TRIO Best Practice articles are brief, structured reviews designed to provide the busy clinician with a handy outline and reference for day-to-day clinical decision making. The ENTtoday summaries below include the Background and Best Practice sections of the original article. To view the complete Laryngoscope articles free of charge, visit Laryngoscope.com.
Background
Adenoidectomy is one of the most common surgical procedures performed in children in the United States. Indications for adenoidectomy include chronic or recurrent otitis media, as well as subjective upper airway obstructive symptoms such as nasal obstruction with chronic mouth breathing, snoring, chronic rhinitis, and chronic or recurrent sinusitis. When the indication includes obstructive symptoms, tonsillectomy is often considered.
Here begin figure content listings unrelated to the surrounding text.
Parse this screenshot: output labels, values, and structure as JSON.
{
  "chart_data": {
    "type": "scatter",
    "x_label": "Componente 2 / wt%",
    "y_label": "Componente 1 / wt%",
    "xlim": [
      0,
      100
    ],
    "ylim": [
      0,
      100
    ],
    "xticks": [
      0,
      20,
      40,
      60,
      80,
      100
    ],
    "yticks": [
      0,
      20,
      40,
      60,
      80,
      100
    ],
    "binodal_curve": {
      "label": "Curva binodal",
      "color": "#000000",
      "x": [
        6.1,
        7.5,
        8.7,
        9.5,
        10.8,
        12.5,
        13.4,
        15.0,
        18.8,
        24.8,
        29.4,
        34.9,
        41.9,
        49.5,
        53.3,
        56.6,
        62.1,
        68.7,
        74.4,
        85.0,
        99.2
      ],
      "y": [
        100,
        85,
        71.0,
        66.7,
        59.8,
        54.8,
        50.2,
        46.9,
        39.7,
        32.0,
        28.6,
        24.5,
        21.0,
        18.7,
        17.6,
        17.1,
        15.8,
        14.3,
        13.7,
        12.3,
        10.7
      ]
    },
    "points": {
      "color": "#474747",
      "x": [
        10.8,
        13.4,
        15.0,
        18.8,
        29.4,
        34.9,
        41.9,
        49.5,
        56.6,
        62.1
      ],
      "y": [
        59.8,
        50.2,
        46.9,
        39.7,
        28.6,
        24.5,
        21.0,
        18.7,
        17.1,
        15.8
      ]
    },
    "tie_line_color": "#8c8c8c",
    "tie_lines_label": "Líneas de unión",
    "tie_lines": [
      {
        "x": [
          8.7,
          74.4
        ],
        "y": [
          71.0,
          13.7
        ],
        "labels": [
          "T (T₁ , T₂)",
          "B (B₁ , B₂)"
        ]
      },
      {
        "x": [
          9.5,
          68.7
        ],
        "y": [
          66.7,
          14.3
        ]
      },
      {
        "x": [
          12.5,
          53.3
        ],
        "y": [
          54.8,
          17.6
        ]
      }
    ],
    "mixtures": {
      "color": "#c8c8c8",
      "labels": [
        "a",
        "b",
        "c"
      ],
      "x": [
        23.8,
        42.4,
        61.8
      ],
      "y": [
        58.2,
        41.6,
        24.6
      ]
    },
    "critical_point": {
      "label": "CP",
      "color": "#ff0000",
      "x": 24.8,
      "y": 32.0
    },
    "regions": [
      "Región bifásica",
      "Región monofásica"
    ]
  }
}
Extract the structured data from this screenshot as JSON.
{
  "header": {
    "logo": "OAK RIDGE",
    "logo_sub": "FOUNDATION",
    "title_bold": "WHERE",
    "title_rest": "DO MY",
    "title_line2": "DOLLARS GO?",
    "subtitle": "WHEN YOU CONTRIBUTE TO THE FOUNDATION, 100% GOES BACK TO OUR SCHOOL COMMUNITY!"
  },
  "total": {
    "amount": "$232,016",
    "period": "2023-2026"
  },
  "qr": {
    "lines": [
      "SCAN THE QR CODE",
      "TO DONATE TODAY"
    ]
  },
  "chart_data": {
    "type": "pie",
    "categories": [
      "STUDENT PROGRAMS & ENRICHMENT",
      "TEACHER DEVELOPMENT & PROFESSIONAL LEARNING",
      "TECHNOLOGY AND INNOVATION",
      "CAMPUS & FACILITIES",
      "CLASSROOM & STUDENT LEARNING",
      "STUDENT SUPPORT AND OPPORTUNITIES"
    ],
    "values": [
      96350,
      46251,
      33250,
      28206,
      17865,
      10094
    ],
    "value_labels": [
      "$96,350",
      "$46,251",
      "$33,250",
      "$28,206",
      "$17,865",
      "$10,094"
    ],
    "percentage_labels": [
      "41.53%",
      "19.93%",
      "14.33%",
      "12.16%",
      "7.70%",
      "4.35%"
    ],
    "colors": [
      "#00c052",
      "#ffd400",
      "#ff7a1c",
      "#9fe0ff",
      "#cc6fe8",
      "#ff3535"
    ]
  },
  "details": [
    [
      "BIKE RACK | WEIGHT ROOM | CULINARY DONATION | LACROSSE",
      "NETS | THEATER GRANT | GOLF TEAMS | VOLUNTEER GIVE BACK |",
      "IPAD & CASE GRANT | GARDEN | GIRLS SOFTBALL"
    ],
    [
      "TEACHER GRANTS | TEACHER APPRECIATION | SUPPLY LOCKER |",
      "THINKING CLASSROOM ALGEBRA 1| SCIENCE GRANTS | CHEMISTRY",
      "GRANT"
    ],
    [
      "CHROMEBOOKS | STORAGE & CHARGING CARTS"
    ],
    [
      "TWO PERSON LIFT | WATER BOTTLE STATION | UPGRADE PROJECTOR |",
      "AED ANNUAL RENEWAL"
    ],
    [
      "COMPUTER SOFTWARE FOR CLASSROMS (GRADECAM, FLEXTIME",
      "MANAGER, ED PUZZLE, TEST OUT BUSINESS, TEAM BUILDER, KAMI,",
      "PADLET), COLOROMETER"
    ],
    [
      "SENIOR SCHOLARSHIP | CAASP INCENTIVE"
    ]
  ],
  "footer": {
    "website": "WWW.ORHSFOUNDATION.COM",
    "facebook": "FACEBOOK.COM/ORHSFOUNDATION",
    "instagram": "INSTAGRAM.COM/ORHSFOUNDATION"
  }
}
Parents often ask if the tonsillectomy can also be done, “since you are already in there.” However, adding a tonsillectomy can contribute significantly to surgical morbidity and mortality. Specifically, the risk of postoperative hemorrhage following adenoidectomy alone is less than 1%. The rate of hemorrhage follow tonsillectomy can be up to 3%. The return to normal activity and school occurs the day after the adenoidectomy in most children, whereas the recovery period after tonsillectomy can last up to 14 days, requiring parents to take extended periods off from their jobs. In order to adequately council patients on when to perform an adenoidectomy alone, one may want to consider and discuss with the family the likelihood of their child needing a tonsillectomy in the future.
Best Practice
The majority of children undergoing adenoidectomy alone will not require subsequent tonsillectomy. However, there is the potential risk for further surgery that includes a tonsillectomy, particularly if the adenoidectomy was done for treatment of airway obstruction. Two to 29% of children undergoing adenoidectomy alone for airway obstruction will require subsequent tonsillectomy. Risk factors for subsequent tonsillectomy include age <2 years old, girls less than 3 years of age (28%), and tonsillar hypertrophy. Knowledge of these risk factors can improve preoperative family/patient counseling and surgical planning (Laryngoscope. 2015;124:6-7).